Our lab makes extensive use of mass spectrometry to study the structure and function of enzymes and to profile the chemical complexity of biological systems. As a tool for structural biology, the major advantages of mass spectrometry over other techniques include its sensitivity, its ability to simultaneously inventory multiple ligand bound/oligomeric states, and its ability to profile conformationally dynamic and structurally heterogenous systems in several different modalities. The major limitation of mass spec is its limited spatial resolution. Nevertheless, with the application of several MS-based techniques in parallel, it is often possible to extract detailed information on the ligand binding modes, intra- and intermolecular conformational changes, and allosteric networks that are critical for enzyme function. As detailed in the description of our other research, the biosynthesis of many natural products and many bacterial virulence mechanisms rely on conformationally dynamic enzymes and protein-protein interactions that remain challenging to study with traditional structural biology. We think that mass spectrometry can make many impactful mechanistic discoveries in these disciplines. In addition to structural biology applications, we also employ mass spectrometry in combination with liquid chromatography to develop novel enzyme activity assays, to perform proteomic and metabolomic studies of bacterial cells, and to develop quantitative assays for other small molecule analytes of interest.

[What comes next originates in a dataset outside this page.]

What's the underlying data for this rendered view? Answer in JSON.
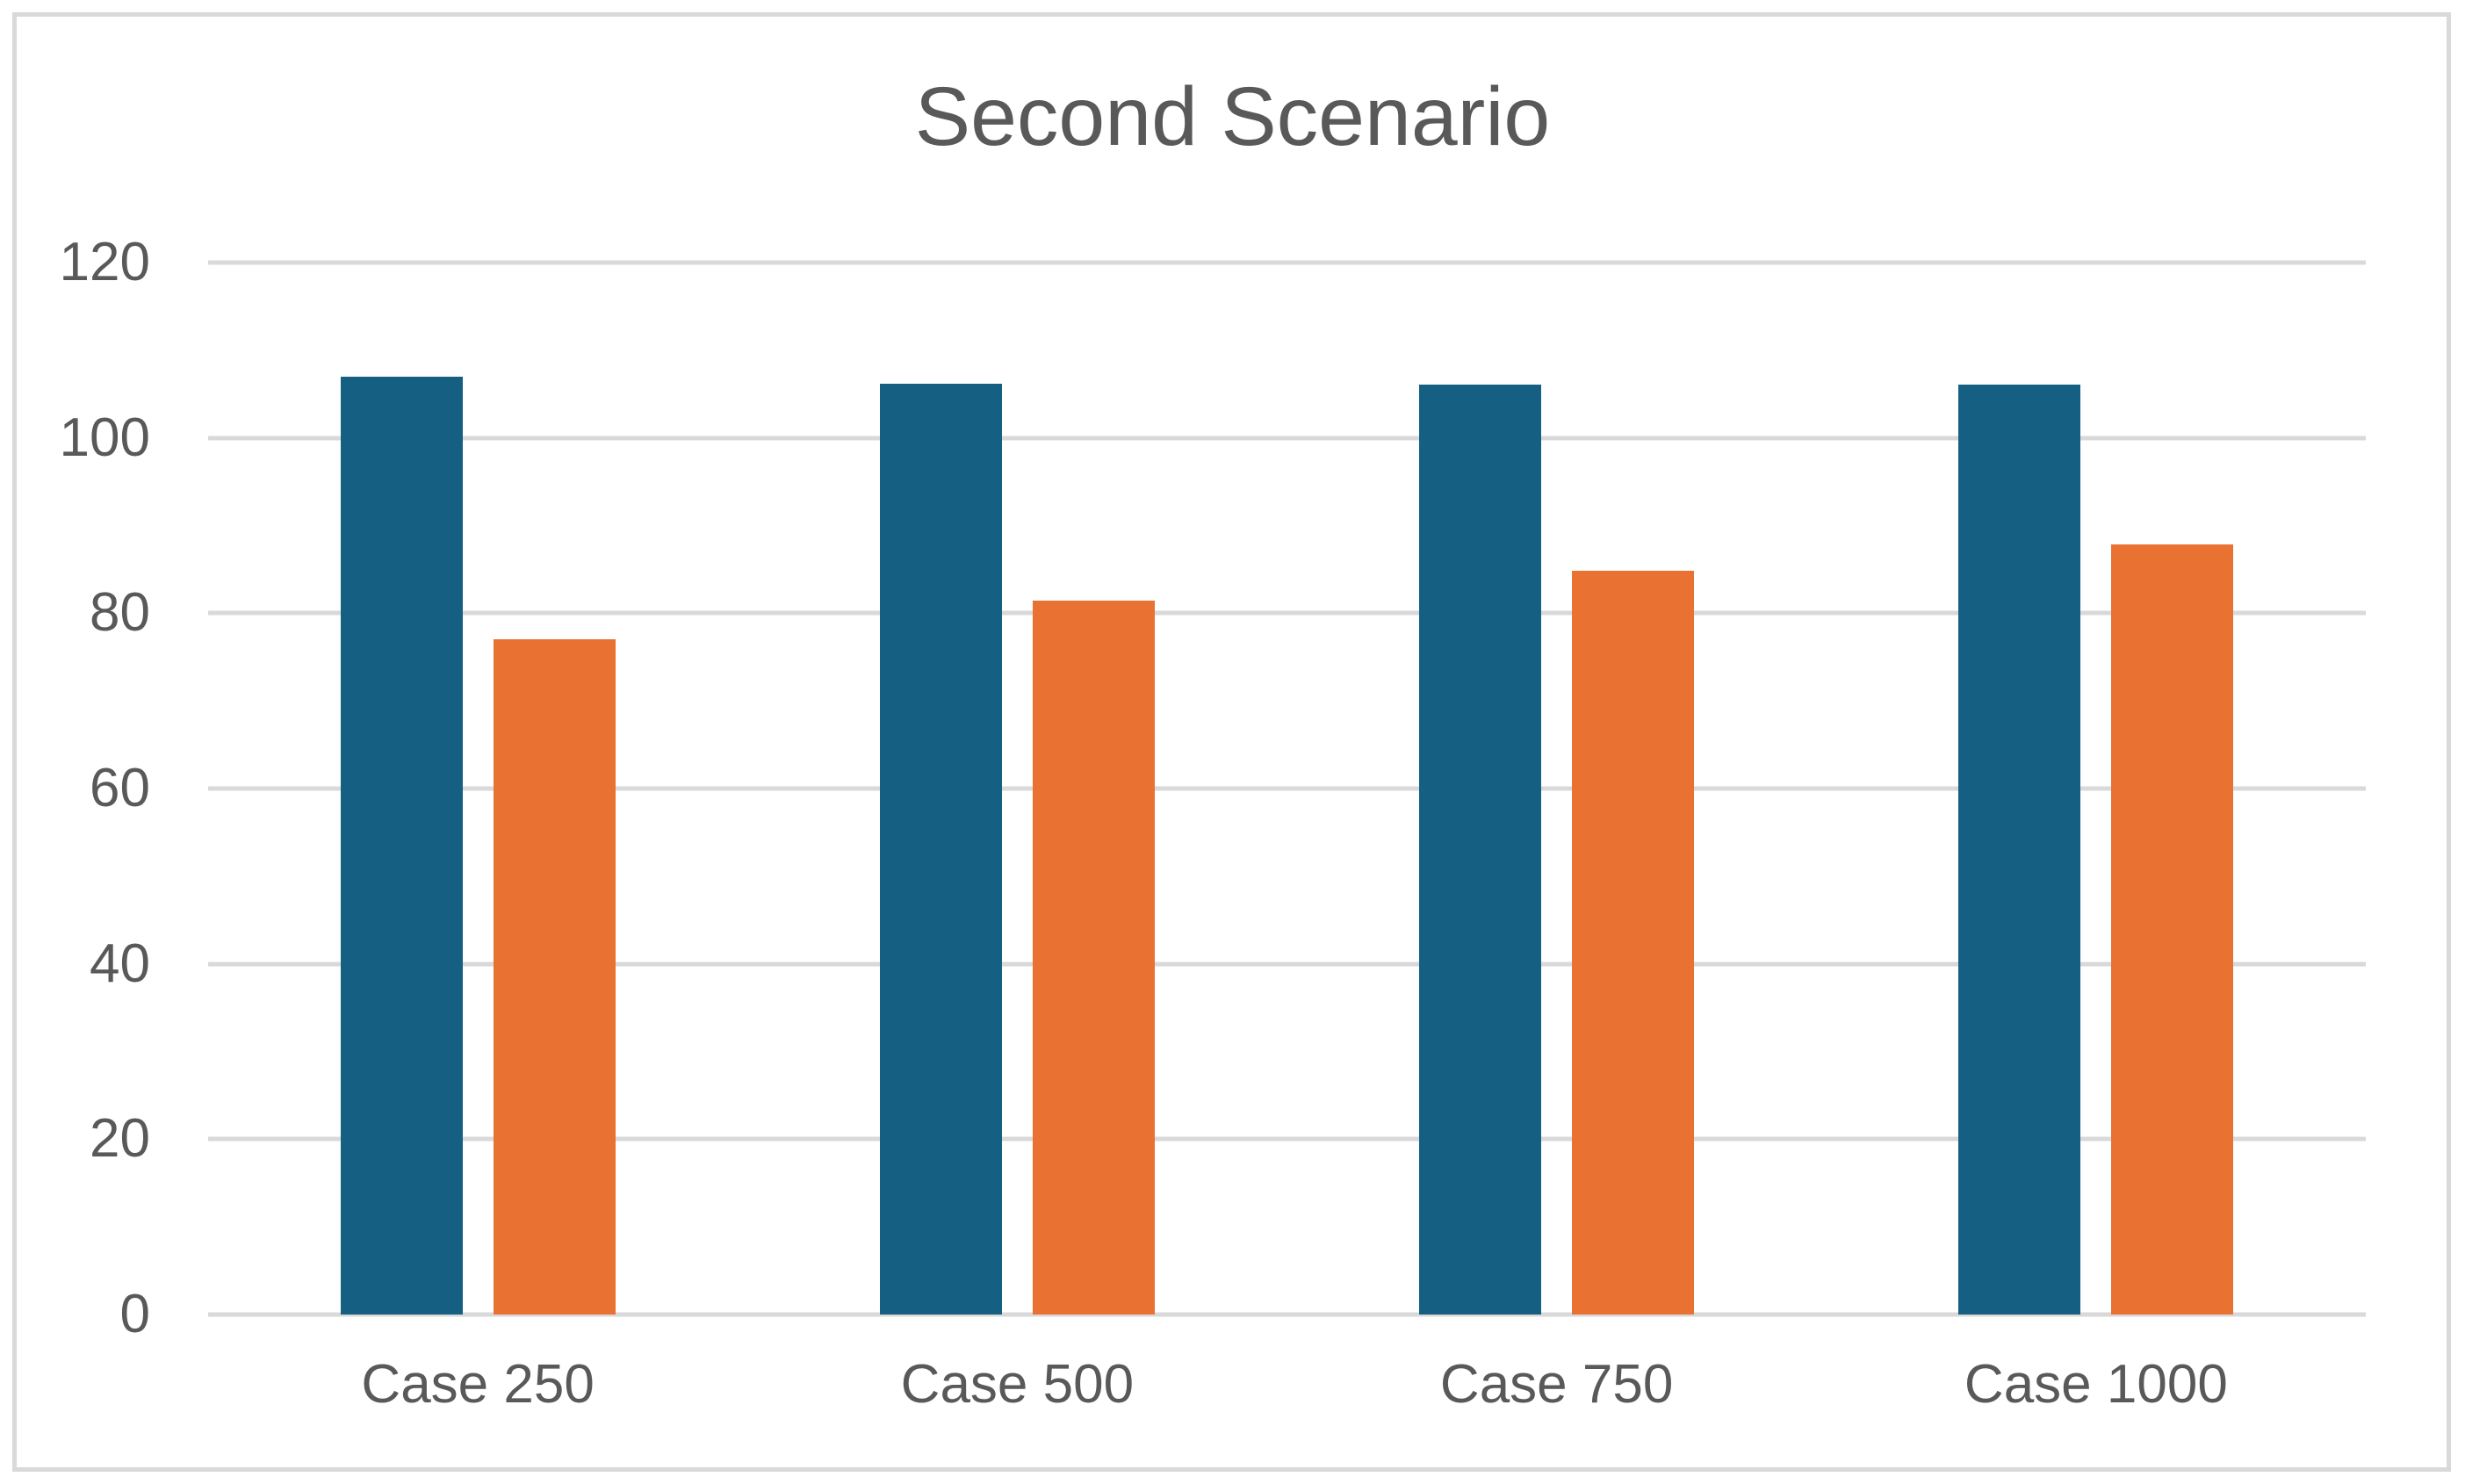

To carry out these studies, our lab operates a Waters Synapt G2-Si Ion Mobility mass spectrometer that can be configured for all of the different measurements we make on a routine basis. Namely, we have an mClass UPLC chromatography system, an autosampler for convenient sample queuing, and an HDX Manager that provides on-line pepsin digestion and LC of deuterium exchanged samples at low temperatures. We have both a standard ESI source as well as a nanospray ESI source for native MS studies of folded proteins and protein-protein/ligand complexes. The mass spectrometer is capable of both collision induced dissociation (CID) and electron transfer dissociation (ETD) modes of ion activation for tandem MS studies, as well as travelling wave ion mobility analysis of the gas phase ions. The ion mobility capabilities are used to characterize the conformational landscape of natively folded protein ions and to increase the peak capacity of HDX-MS workflows. Thus, all of the trainees in our lab will acquire technical skills in mass spectrometry that are highly desirable in the pharmaceutical, agrochemical and biotech industries.